# Thinking of getting a Gade



## teryxrider1979 (Jan 8, 2012)

Ok so I am seriously contemplating gettin a 2012 Gade 1000 X. I have been searching the net trying trying to find aftermarket parts and I cant seem to find hardly anything. Is this beacause they are so new? Does anyone know of a good place to find anything for them? I was looking at the Catvos website for a 6" lift and theres only went up to 09. Any help woud be nice, I am trying to get a rough estimate on how much I am going to need to spend to get it to where I want.


----------



## whoolieshop (Mar 22, 2011)

From what i understand they've resigned the chassis on the 2012's it will just be a matter of time before the aftermarket world catches up! 

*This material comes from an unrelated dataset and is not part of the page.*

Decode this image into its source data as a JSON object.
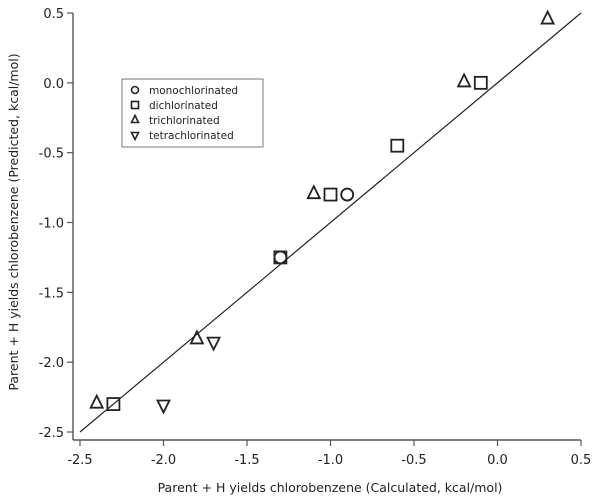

Sent from my iPhone using Tapatalk


----------



## teryxrider1979 (Jan 8, 2012)

Ok, so I emailed CATVOS and they got back to me and said that they do in fact already have a lift for the 2012 Rene. They just have not upated their website yet.


----------



## speedman (Nov 3, 2010)

They haven't updated there website in forever


On the forums instead of working tapatalk for iPhone 4


----------



## teryxrider1979 (Jan 8, 2012)

Ok, so I have been looking around the net and I am finding plenty 0f 08-11 Rene 800's at some pretty good deals. 
Whats you guys opinion on whether I should just get a used 800 or send the extra 4-5K and go ahead and get the 1000? Are the Rene 1000 really that bad ***?


----------



## Crawfishie!! (Dec 9, 2009)

I owned a '09 Gade before I bought my rzr. IMO, that was the best bike I ever owned. I have ridden the 1000 Gade, really not that impressed. For the difference in power, I personally, couldn't justify the monetary difference. All the mods that you'll put on the 800r, you'll be VERY satisfied with it. For 4-5000 in accessories, that 800 would be a BEAST of a machine and have all the mods YOU want it to be. Rather than buying a 1000 and still having to do all that you want to it. That's just my .02 




Mud slingin', cold beer drinkin'


----------



## prairie700 (Jul 27, 2010)

my buddy runs a stock '12 gade 1000 with 30s everythig stock he outruns every 800 he comes across


----------



## Shrek (Oct 4, 2011)

I recently joined the Can-Am Family and although I loved the power my brute had... This Rotax vtwin is apples and oranges! I'm addicted and I've only had mine since Friday. Good luck with the Gade project..!


----------



## fstang24 (Jan 9, 2010)

get what makes you happy, the new g2 gades are more updated than just throwing in a 1000cc motor in, well actually its a 975cc. It has improved suspension and shocks, they say a better frame but only time will tell, better tranny and few other minor items, i love my 1000 this thing is a blast too ride, you wont regret it man.


----------